Зимою Потемкин с кирасирами и генерал Иван Подгоричани с гусарами выступили на Фокшаны; ровно и мерно, вровень с пушками, шагала неутомимая пехота. Передовые пикеты открыли стрельбу, всадники вытянулись в седлах.

– Началось дело, – сказал Подгоричани.

На снегу им встретились безголовые трупы.

– Кажется, татарва рядом, – поежился Потемкин.

– Татары голов не режут – это османская забава…
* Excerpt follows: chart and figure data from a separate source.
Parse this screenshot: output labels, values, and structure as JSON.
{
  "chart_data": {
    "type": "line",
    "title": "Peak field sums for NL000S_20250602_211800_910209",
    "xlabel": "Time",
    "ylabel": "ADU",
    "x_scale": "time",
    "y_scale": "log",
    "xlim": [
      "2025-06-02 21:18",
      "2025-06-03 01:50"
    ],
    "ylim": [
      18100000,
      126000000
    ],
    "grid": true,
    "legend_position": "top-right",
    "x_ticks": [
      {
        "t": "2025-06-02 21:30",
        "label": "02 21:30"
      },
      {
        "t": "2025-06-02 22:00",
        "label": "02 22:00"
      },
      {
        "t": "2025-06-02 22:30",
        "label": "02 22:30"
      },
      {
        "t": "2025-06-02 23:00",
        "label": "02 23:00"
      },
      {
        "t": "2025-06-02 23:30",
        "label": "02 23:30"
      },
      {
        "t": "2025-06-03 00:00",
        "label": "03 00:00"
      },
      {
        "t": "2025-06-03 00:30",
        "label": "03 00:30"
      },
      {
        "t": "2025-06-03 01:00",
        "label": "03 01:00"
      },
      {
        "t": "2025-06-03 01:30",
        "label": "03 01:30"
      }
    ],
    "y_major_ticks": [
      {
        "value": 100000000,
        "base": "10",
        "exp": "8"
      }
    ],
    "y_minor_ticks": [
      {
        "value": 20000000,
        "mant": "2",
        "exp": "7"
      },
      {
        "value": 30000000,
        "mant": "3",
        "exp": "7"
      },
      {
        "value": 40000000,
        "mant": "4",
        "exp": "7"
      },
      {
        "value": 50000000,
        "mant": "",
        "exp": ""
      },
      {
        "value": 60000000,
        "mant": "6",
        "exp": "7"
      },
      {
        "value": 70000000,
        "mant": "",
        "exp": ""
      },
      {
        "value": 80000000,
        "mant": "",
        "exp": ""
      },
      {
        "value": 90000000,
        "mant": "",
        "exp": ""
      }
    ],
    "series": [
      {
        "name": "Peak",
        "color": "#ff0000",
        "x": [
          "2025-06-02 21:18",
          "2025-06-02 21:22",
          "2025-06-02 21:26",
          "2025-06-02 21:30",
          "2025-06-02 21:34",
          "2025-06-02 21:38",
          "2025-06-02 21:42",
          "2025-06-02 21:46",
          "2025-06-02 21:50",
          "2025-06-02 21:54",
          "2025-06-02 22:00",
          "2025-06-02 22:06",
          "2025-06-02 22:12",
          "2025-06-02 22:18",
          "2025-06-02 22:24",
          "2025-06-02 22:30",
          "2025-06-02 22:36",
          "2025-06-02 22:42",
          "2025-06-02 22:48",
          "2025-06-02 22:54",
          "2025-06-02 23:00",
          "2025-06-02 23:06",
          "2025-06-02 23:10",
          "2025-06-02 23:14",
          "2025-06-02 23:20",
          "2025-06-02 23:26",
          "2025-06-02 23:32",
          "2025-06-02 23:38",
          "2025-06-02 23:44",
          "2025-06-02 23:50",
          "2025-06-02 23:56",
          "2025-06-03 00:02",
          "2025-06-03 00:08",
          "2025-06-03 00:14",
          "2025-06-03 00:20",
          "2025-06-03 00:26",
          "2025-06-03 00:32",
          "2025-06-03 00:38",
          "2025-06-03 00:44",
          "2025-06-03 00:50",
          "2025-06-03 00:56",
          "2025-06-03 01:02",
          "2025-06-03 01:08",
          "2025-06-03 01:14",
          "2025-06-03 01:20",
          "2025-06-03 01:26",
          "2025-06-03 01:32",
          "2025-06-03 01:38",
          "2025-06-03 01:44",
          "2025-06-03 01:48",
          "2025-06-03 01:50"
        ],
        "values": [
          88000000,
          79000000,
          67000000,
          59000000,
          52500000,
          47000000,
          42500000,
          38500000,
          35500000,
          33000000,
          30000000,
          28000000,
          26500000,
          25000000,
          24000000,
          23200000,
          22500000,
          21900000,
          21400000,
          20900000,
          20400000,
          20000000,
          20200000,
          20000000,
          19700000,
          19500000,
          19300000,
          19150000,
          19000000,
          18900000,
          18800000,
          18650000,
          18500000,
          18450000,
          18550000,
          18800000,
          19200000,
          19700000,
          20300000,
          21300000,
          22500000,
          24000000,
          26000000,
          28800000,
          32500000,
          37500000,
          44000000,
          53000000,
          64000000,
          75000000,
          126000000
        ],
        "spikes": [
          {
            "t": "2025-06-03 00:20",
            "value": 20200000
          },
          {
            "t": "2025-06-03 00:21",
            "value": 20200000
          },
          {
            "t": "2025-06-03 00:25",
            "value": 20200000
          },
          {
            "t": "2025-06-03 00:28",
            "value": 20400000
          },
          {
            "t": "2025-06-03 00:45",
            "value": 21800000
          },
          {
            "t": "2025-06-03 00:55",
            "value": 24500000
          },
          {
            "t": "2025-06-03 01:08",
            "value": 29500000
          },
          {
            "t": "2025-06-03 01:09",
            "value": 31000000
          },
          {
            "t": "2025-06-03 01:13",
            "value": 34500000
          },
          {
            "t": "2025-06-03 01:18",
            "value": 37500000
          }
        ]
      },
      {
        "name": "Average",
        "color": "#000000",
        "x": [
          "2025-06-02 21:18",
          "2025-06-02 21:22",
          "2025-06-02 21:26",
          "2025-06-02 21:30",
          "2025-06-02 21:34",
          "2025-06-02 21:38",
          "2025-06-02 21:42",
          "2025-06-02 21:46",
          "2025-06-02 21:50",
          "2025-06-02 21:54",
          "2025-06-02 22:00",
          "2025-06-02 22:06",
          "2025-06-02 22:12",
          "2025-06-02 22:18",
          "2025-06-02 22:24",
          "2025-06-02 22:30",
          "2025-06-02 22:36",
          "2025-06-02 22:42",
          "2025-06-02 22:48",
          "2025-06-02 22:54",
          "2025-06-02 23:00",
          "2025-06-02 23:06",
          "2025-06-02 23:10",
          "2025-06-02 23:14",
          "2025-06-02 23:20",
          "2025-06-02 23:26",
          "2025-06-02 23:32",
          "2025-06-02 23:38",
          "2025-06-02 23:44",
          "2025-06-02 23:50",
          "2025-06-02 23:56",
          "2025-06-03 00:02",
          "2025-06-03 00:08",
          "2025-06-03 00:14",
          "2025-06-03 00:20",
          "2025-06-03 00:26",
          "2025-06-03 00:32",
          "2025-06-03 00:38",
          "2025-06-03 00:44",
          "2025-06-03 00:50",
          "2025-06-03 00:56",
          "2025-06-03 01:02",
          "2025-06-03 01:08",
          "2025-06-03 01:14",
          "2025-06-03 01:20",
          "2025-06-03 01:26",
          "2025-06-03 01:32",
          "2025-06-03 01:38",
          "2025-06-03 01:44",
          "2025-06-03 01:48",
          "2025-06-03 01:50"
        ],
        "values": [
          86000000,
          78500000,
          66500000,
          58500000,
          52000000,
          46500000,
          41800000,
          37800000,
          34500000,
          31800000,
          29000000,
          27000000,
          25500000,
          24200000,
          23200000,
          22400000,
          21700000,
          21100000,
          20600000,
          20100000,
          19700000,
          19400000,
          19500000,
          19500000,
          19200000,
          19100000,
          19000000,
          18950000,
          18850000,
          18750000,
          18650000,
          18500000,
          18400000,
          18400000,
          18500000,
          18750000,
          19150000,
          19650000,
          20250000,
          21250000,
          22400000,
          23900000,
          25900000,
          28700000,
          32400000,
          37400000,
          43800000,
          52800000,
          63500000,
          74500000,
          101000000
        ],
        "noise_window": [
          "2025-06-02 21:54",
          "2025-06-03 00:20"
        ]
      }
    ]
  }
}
Перед ними открылась панорама лагеря, над которым были воздеты больше сорока бунчуков, конские хвосты их растрепывал холодный ветер. Подгоричани доверил Потемкину пехоту, а конницу повел в атаку сам. Потемкин двинул за ним батальоны, на переправе через Милку провалился под лед, потом спасал из воды пушки, кричал, чтобы берегли пороховые фуры, весь мокрый, он потерял с глаза повязку. К вечеру сраженье само по себе притихло, но пикетов не снимали. Настала ночь, луна померкла, закрытая тучами. Григорий Александрович из линии пикетов выехал, в одиночку отправился верхом в Фокшаны, желая поужинать с Подгоричани. В темноте не разглядел, а скорее почуял лаву кавалерии, идущей ему наперерез. Норовистая кобыла, вздернувшись, вдруг занесла его в самую гущу турецких спагов, которые, дыша почти в лицо парню, спрашивали, кто он, какого бунчука, какого байрака.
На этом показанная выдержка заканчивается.